Not a lot to report really

Ka is regularly achieving over 50mpg round town. Got my best recorded mpg the other week & I wasn't really trying



Funny thing is on longer journeys, doing 70-75pmh on the motorways its averages around 42-43mpg

So pleased I kept hold of my Werkstat acrylic kit
Brings up the little Ka a treat :thumb:







Bit of 'flake pop' off one of the rear alloys 



'Marks' on the the alloy is actually a reflection off the rear drum brake housing :lol:


----------



## Stu Mac (Aug 18, 2014)

Lovely job mate and have to agree werkstat is a superb product and a sad loss. However car pro reload is also superb on white & is just as easy to apply as jet.
That is one well protected for Ka


----------



## 182_Blue (Oct 25, 2005)

Looking good


----------



## ALANSHR (Jun 29, 2007)

Looking good, just about to welcome a 2013 Metal into the fold.

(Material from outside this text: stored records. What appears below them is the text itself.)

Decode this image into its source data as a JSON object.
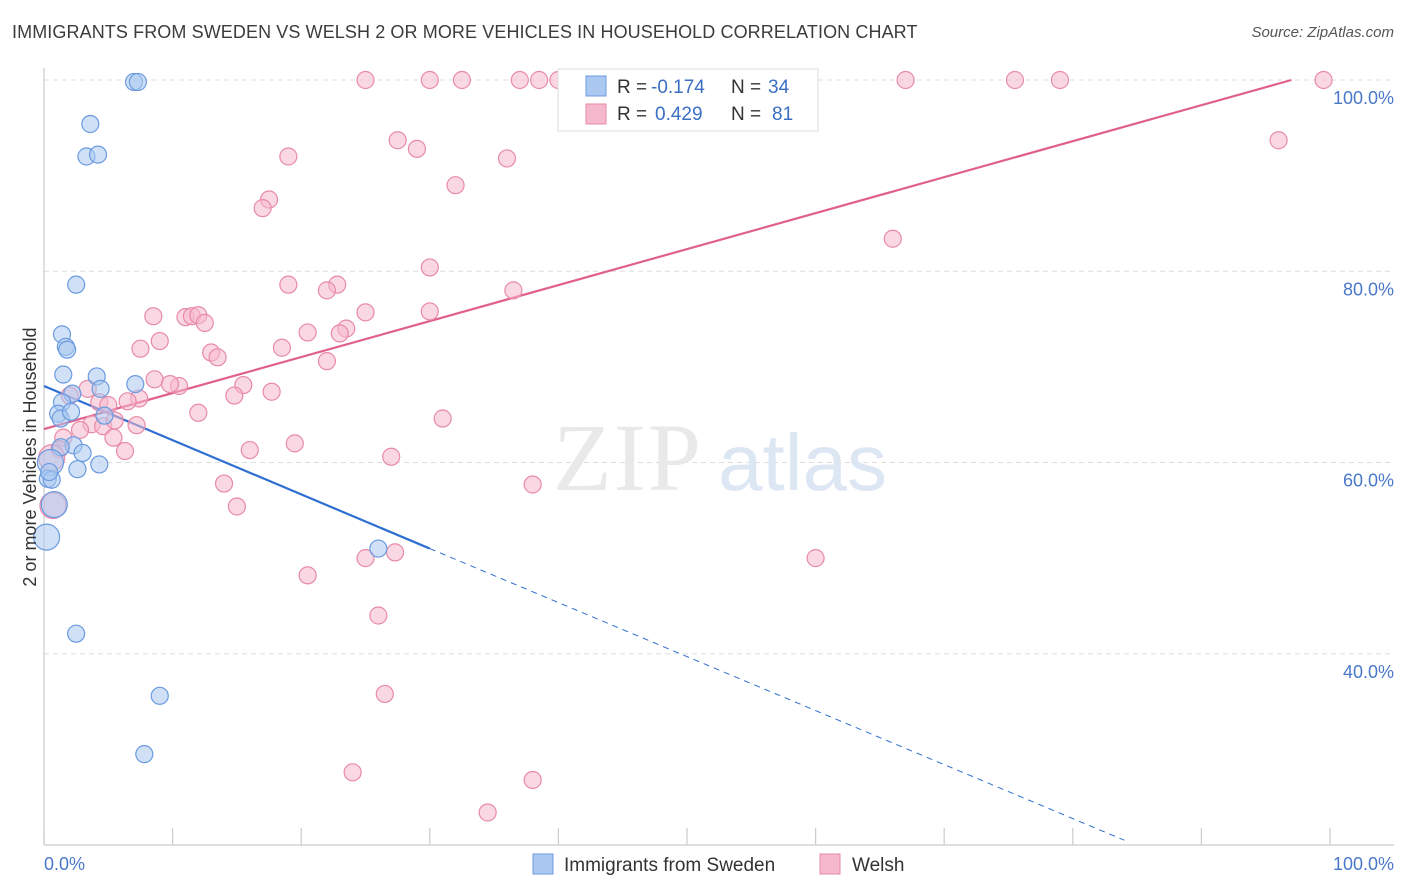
{
  "title": "IMMIGRANTS FROM SWEDEN VS WELSH 2 OR MORE VEHICLES IN HOUSEHOLD CORRELATION CHART",
  "source": "Source: ZipAtlas.com",
  "watermark": {
    "zip": "ZIP",
    "atlas": "atlas"
  },
  "colors": {
    "blue_fill": "#aac8f0",
    "blue_stroke": "#6a9be0",
    "blue_line": "#2f6fd0",
    "pink_fill": "#f5b8cc",
    "pink_stroke": "#e88aa8",
    "pink_line": "#e0608a",
    "tick": "#4a78c8",
    "grid": "#dddddd"
  },
  "legend": {
    "rows": [
      {
        "r_label": "R =",
        "r_value": "-0.174",
        "n_label": "N =",
        "n_value": "34"
      },
      {
        "r_label": "R =",
        "r_value": "0.429",
        "n_label": "N =",
        "n_value": "81"
      }
    ]
  },
  "bottom_legend": [
    "Immigrants from Sweden",
    "Welsh"
  ],
  "chart_data": {
    "type": "scatter",
    "xlabel": "",
    "ylabel": "2 or more Vehicles in Household",
    "xlim": [
      0,
      100
    ],
    "ylim": [
      20,
      100
    ],
    "x_tick_labels": [
      "0.0%",
      "100.0%"
    ],
    "y_tick_labels": [
      "40.0%",
      "60.0%",
      "80.0%",
      "100.0%"
    ],
    "y_ticks": [
      40,
      60,
      80,
      100
    ],
    "grid": true,
    "series": [
      {
        "name": "Immigrants from Sweden",
        "r": -0.174,
        "n": 34,
        "trend": {
          "x0": 0,
          "y0": 68,
          "x1": 30,
          "y1": 51,
          "dash_x1": 84,
          "dash_y1": 20.5
        },
        "points": [
          [
            7,
            99.8
          ],
          [
            7.3,
            99.8
          ],
          [
            3.6,
            95.4
          ],
          [
            3.3,
            92
          ],
          [
            4.2,
            92.2
          ],
          [
            2.5,
            78.6
          ],
          [
            1.4,
            73.4
          ],
          [
            1.7,
            72.1
          ],
          [
            1.8,
            71.8
          ],
          [
            1.5,
            69.2
          ],
          [
            4.1,
            69
          ],
          [
            4.4,
            67.7
          ],
          [
            7.1,
            68.2
          ],
          [
            2.2,
            67.2
          ],
          [
            1.4,
            66.3
          ],
          [
            1.1,
            65.1
          ],
          [
            1.3,
            64.6
          ],
          [
            2.1,
            65.3
          ],
          [
            4.7,
            64.9
          ],
          [
            2.3,
            61.8
          ],
          [
            1.3,
            61.6
          ],
          [
            3.0,
            61
          ],
          [
            4.3,
            59.8
          ],
          [
            2.6,
            59.3
          ],
          [
            0.5,
            60
          ],
          [
            0.3,
            58.3
          ],
          [
            0.6,
            58.2
          ],
          [
            0.8,
            55.6
          ],
          [
            0.2,
            52.2
          ],
          [
            26,
            51
          ],
          [
            2.5,
            42.1
          ],
          [
            9,
            35.6
          ],
          [
            7.8,
            29.5
          ],
          [
            0.4,
            59
          ]
        ]
      },
      {
        "name": "Welsh",
        "r": 0.429,
        "n": 81,
        "trend": {
          "x0": 0,
          "y0": 63.5,
          "x1": 97,
          "y1": 100
        },
        "points": [
          [
            25,
            100
          ],
          [
            30,
            100
          ],
          [
            32.5,
            100
          ],
          [
            37,
            100
          ],
          [
            38.5,
            100
          ],
          [
            40,
            100
          ],
          [
            47,
            100
          ],
          [
            67,
            100
          ],
          [
            75.5,
            100
          ],
          [
            79,
            100
          ],
          [
            99.5,
            100
          ],
          [
            27.5,
            93.7
          ],
          [
            29,
            92.8
          ],
          [
            19,
            92
          ],
          [
            36,
            91.8
          ],
          [
            96,
            93.7
          ],
          [
            32,
            89
          ],
          [
            17.5,
            87.5
          ],
          [
            17,
            86.6
          ],
          [
            66,
            83.4
          ],
          [
            30,
            80.4
          ],
          [
            19,
            78.6
          ],
          [
            22.8,
            78.6
          ],
          [
            36.5,
            78
          ],
          [
            30,
            75.8
          ],
          [
            25,
            75.7
          ],
          [
            8.5,
            75.3
          ],
          [
            11,
            75.2
          ],
          [
            11.5,
            75.3
          ],
          [
            12,
            75.4
          ],
          [
            12.5,
            74.6
          ],
          [
            23.5,
            74
          ],
          [
            20.5,
            73.6
          ],
          [
            23,
            73.5
          ],
          [
            9,
            72.7
          ],
          [
            7.5,
            71.9
          ],
          [
            18.5,
            72
          ],
          [
            13,
            71.5
          ],
          [
            13.5,
            71
          ],
          [
            22,
            70.6
          ],
          [
            8.6,
            68.7
          ],
          [
            10.5,
            68
          ],
          [
            15.5,
            68.1
          ],
          [
            3.4,
            67.7
          ],
          [
            14.8,
            67
          ],
          [
            17.7,
            67.4
          ],
          [
            4.3,
            66.3
          ],
          [
            7.4,
            66.7
          ],
          [
            6.5,
            66.4
          ],
          [
            2.0,
            67
          ],
          [
            5.0,
            66
          ],
          [
            12,
            65.2
          ],
          [
            31,
            64.6
          ],
          [
            3.7,
            64
          ],
          [
            7.2,
            63.9
          ],
          [
            4.6,
            63.8
          ],
          [
            1.5,
            62.6
          ],
          [
            5.4,
            62.6
          ],
          [
            6.3,
            61.2
          ],
          [
            1.2,
            61.4
          ],
          [
            19.5,
            62
          ],
          [
            16,
            61.3
          ],
          [
            27,
            60.6
          ],
          [
            0.6,
            60.5
          ],
          [
            14,
            57.8
          ],
          [
            38,
            57.7
          ],
          [
            15,
            55.4
          ],
          [
            0.7,
            55.5
          ],
          [
            27.3,
            50.6
          ],
          [
            25,
            50
          ],
          [
            60,
            50
          ],
          [
            20.5,
            48.2
          ],
          [
            26,
            44
          ],
          [
            26.5,
            35.8
          ],
          [
            24,
            27.6
          ],
          [
            38,
            26.8
          ],
          [
            34.5,
            23.4
          ],
          [
            22,
            78
          ],
          [
            9.8,
            68.2
          ],
          [
            5.5,
            64.4
          ],
          [
            2.8,
            63.4
          ]
        ]
      }
    ]
  }
}
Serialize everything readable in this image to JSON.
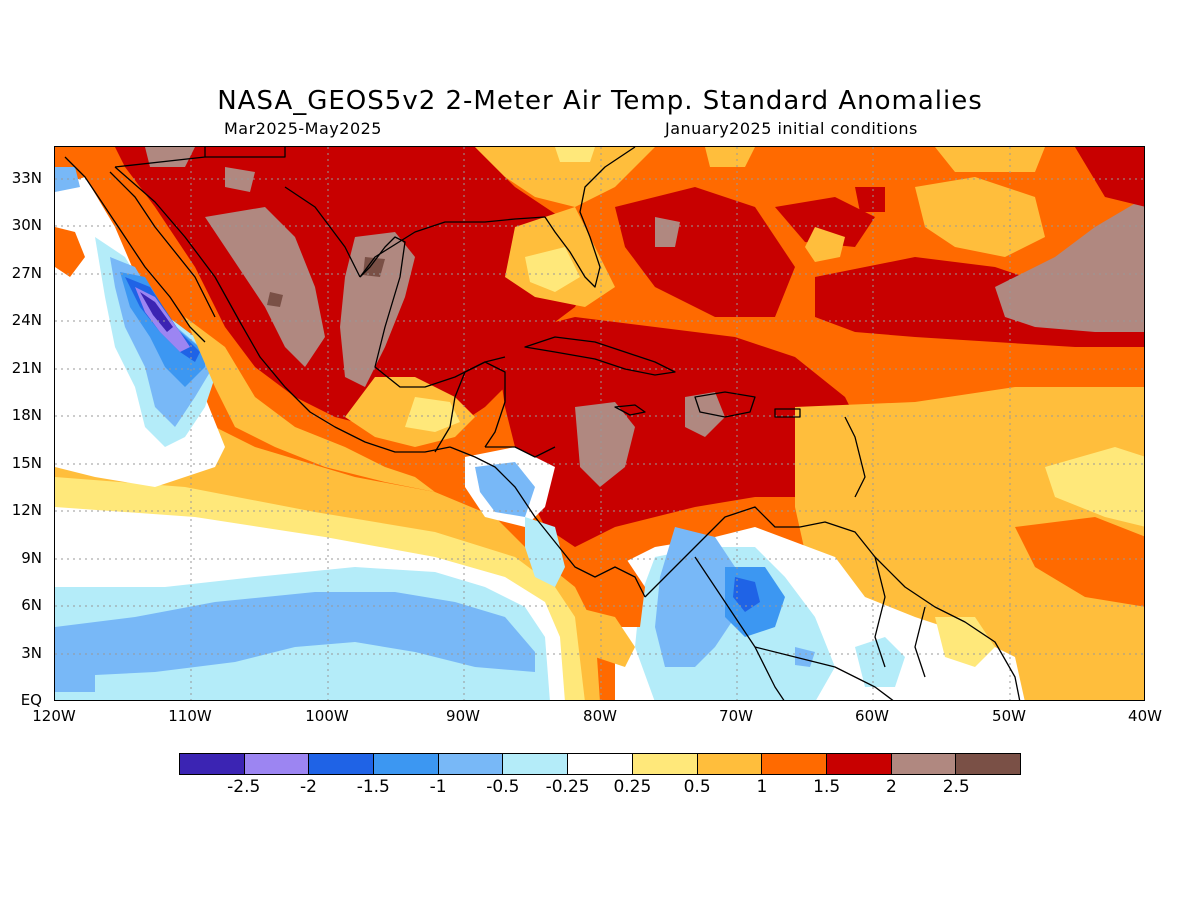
{
  "title": "NASA_GEOS5v2 2-Meter Air Temp. Standard Anomalies",
  "subtitle_left": "Mar2025-May2025",
  "subtitle_right": "January2025 initial conditions",
  "lat_labels": [
    "33N",
    "30N",
    "27N",
    "24N",
    "21N",
    "18N",
    "15N",
    "12N",
    "9N",
    "6N",
    "3N",
    "EQ"
  ],
  "lon_labels": [
    "120W",
    "110W",
    "100W",
    "90W",
    "80W",
    "70W",
    "60W",
    "50W",
    "40W"
  ],
  "colorbar": {
    "colors": [
      "#3b24b3",
      "#9c85f2",
      "#1f63e6",
      "#3c97f2",
      "#78b8f7",
      "#b4ecf9",
      "#ffffff",
      "#ffe87a",
      "#ffbe3c",
      "#ff6a00",
      "#c80000",
      "#b08880",
      "#7a5046"
    ],
    "labels": [
      "-2.5",
      "-2",
      "-1.5",
      "-1",
      "-0.5",
      "-0.25",
      "0.25",
      "0.5",
      "1",
      "1.5",
      "2",
      "2.5"
    ]
  }
}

Like the bluetooth option as well, will go for that as it doesn't have it installed either and i figure to retrofit with Ford parts would be astronomical.


----------



## Bristle Hound (May 31, 2009)

The Ka was sold tonight
It didn't go far. My next door neighbour bought it!

"Twas a great little car & we would have kept it had we not had more Grandchildren incoming

The Ka has been replaced with F55 MINI Cooper S 5 Door
 :thumb:


----------